Swimming of peritrichous bacteria is enabled by an elastohydrodynamic instability

TL;DR

This paper reveals that the swimming ability of peritrichous bacteria like E. coli is facilitated by an elastohydrodynamic instability in their flexible hooks, which prevents destructive force interactions and promotes effective propulsion.

Contribution

It introduces a novel elastohydrodynamic instability mechanism that enables multi-flagellated bacterial swimming, supported by combined computational and theoretical analysis.

Findings

Bacterial swimming is enabled by a bending instability in flexible hooks.

The instability occurs for hooks more flexible than a critical threshold.

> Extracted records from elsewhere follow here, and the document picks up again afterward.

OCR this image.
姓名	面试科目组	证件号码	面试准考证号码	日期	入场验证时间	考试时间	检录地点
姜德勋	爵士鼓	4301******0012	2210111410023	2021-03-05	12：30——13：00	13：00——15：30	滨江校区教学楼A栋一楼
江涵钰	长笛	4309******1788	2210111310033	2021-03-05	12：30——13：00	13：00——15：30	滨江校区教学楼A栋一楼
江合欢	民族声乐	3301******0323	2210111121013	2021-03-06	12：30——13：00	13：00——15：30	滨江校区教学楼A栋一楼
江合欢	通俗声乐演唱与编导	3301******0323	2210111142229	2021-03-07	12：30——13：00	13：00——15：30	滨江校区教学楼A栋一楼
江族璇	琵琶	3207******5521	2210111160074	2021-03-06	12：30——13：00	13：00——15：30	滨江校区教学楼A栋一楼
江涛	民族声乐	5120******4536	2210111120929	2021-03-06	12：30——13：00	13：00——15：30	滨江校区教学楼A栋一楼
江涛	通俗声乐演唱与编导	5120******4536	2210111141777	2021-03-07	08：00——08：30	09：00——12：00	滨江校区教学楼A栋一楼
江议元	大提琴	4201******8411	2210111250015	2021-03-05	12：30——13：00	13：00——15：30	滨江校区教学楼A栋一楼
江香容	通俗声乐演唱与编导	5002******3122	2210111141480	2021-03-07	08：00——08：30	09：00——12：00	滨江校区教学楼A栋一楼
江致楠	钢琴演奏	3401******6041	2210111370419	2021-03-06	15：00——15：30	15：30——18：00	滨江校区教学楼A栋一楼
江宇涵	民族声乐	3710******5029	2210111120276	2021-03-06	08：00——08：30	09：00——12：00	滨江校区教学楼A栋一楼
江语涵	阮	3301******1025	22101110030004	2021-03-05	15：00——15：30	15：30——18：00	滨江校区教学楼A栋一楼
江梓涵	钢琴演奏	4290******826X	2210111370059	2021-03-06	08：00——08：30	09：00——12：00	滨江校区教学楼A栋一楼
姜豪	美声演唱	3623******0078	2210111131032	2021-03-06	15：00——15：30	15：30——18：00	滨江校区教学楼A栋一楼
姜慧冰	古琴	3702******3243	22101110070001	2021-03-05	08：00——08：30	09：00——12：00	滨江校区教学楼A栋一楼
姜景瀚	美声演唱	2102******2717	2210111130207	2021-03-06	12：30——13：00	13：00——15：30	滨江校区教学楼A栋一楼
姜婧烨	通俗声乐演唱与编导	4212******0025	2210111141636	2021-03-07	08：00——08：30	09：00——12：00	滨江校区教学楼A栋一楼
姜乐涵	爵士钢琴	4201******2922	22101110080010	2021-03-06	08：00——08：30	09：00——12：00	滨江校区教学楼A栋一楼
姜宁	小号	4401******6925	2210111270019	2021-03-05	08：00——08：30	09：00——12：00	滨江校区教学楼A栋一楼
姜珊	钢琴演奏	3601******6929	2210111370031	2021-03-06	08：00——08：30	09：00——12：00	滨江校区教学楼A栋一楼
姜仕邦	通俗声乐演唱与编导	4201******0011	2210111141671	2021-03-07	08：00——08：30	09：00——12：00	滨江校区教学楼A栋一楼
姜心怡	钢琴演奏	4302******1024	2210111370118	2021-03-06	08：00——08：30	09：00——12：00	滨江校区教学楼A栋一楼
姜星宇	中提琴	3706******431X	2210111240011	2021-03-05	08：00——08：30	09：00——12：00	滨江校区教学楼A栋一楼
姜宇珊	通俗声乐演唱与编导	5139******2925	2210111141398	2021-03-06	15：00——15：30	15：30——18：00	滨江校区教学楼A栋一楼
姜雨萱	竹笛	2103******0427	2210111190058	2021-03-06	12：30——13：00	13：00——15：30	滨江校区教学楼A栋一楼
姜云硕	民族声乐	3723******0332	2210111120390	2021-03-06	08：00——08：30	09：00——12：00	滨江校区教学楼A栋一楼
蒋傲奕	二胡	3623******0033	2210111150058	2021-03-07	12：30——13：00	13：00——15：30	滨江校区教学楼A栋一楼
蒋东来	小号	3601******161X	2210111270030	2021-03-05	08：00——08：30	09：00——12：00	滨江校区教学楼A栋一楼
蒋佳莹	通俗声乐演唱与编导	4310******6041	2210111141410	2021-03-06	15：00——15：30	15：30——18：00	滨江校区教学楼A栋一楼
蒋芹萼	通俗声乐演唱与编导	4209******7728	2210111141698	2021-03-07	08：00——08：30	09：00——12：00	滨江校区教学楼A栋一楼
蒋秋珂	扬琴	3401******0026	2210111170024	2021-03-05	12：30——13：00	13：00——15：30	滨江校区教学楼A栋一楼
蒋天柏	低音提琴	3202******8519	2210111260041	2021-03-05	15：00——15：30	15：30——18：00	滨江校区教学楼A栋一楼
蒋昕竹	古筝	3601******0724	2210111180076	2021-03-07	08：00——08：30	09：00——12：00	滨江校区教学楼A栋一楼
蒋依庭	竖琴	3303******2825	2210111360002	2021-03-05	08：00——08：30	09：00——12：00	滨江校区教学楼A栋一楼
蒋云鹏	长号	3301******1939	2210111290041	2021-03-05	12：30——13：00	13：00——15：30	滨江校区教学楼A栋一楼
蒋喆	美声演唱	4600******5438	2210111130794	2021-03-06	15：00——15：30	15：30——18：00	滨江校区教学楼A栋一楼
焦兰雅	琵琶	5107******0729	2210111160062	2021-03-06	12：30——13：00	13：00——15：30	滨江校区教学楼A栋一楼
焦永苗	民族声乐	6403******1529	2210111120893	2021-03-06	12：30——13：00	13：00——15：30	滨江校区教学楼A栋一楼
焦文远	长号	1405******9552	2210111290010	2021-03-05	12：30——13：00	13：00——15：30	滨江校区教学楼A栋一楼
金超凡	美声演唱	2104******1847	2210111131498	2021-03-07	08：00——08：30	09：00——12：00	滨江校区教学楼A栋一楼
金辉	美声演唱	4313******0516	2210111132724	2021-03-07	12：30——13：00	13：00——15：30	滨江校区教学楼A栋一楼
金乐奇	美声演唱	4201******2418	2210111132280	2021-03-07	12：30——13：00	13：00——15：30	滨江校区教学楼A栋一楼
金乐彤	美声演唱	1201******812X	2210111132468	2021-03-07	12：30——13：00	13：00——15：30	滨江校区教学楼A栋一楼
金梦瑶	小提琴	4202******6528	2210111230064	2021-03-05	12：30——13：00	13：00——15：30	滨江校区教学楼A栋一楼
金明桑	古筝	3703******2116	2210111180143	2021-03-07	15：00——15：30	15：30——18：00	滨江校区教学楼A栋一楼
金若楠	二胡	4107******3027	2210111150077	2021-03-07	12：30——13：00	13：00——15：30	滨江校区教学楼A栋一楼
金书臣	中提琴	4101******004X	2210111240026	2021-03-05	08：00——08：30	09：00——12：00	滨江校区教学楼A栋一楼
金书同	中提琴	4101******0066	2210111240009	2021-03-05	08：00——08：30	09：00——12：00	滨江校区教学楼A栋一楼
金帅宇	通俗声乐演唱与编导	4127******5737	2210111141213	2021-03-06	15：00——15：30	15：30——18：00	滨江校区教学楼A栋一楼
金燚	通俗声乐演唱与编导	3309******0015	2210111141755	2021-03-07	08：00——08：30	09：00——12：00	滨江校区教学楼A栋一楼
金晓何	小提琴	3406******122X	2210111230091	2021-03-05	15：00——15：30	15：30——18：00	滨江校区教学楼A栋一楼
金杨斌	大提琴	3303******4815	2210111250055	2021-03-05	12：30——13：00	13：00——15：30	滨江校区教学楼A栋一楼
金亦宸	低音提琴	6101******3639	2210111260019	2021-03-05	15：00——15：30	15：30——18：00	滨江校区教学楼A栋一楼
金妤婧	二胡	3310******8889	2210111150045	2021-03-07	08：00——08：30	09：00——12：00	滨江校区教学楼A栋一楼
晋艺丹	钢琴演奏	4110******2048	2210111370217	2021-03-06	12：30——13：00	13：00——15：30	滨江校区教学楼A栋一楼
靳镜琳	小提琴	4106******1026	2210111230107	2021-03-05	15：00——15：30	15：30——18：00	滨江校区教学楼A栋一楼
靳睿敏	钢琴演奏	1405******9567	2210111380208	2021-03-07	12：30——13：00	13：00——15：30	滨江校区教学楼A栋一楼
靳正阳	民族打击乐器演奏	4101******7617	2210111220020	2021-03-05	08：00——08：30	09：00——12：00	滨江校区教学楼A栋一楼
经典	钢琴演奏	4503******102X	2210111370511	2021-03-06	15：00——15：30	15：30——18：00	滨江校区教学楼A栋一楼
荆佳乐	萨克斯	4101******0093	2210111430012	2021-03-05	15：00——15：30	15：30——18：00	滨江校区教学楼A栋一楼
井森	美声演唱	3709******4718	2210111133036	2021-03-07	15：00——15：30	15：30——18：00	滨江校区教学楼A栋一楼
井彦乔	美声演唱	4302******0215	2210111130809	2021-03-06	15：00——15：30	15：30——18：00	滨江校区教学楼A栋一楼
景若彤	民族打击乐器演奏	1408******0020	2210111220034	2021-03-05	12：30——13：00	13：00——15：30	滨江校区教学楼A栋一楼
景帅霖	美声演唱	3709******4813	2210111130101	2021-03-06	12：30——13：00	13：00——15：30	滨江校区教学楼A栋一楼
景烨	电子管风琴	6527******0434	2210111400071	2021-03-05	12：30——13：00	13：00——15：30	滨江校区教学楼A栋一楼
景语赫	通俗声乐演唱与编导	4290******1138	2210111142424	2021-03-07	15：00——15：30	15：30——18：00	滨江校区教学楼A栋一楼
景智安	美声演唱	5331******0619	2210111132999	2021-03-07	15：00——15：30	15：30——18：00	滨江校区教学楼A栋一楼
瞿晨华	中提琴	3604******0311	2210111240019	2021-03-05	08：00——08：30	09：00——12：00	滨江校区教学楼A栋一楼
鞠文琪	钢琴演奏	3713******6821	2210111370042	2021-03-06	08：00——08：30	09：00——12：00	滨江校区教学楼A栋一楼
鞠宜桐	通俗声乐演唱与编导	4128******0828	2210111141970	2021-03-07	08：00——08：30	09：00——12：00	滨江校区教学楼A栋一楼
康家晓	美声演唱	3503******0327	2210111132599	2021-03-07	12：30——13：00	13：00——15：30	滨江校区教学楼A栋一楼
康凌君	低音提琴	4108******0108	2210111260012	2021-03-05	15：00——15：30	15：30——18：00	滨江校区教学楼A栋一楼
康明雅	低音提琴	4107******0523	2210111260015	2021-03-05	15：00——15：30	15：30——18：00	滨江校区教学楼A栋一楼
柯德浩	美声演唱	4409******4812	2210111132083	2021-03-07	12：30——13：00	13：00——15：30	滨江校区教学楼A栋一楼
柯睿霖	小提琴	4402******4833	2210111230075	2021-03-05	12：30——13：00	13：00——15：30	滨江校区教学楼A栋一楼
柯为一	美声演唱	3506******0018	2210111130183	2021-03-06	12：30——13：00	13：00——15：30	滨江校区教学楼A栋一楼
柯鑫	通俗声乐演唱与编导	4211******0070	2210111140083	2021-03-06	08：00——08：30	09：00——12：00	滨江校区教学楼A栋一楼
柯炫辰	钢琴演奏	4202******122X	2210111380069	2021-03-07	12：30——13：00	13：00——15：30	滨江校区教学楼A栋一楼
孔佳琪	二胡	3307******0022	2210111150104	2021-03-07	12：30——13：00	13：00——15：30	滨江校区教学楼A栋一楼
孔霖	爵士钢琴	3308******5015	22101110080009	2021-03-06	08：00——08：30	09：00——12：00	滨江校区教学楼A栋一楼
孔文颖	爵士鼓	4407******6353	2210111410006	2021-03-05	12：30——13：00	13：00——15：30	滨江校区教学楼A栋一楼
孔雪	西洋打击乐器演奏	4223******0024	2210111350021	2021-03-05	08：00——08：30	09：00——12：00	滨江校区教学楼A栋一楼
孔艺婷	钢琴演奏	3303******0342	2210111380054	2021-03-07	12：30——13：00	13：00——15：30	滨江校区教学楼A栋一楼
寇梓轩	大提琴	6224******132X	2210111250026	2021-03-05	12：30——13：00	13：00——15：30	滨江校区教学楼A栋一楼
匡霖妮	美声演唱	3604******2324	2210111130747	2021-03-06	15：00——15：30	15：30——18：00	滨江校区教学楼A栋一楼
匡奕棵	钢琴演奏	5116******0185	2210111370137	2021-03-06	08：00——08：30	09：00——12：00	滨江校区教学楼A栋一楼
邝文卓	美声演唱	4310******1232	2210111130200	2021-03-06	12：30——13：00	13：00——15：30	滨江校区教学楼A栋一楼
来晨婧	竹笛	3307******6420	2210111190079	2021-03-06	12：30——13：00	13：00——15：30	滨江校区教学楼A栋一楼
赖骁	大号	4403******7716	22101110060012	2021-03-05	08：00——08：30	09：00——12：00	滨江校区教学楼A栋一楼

Real bacteria are designed to operate near this instability for effective swimming.

Abstract

Peritrichously-flagellated bacteria, such as Escherichia coli, self-propel in fluids by using specialised motors to rotate multiple helical filaments. The rotation of each motor is transmitted to a short flexible segment called the hook which in turn transmits it to a flagellar filament, enabling swimming of the whole cell. Since multiple motors are spatially distributed on the body of the organism, one would expect the propulsive forces from the filaments to push against each other leading to negligible swimming. We use a combination of computations and theory to show that the swimming of multi-flagellated bacteria is enabled by an elastohydrodynamic bending instability occurring for hooks more flexible than a critical threshold. Using past measurements of hook bending stiffness, we demonstrate how the design of real bacteria allows them to be safely on the side of this instability that promotes systematic swimming.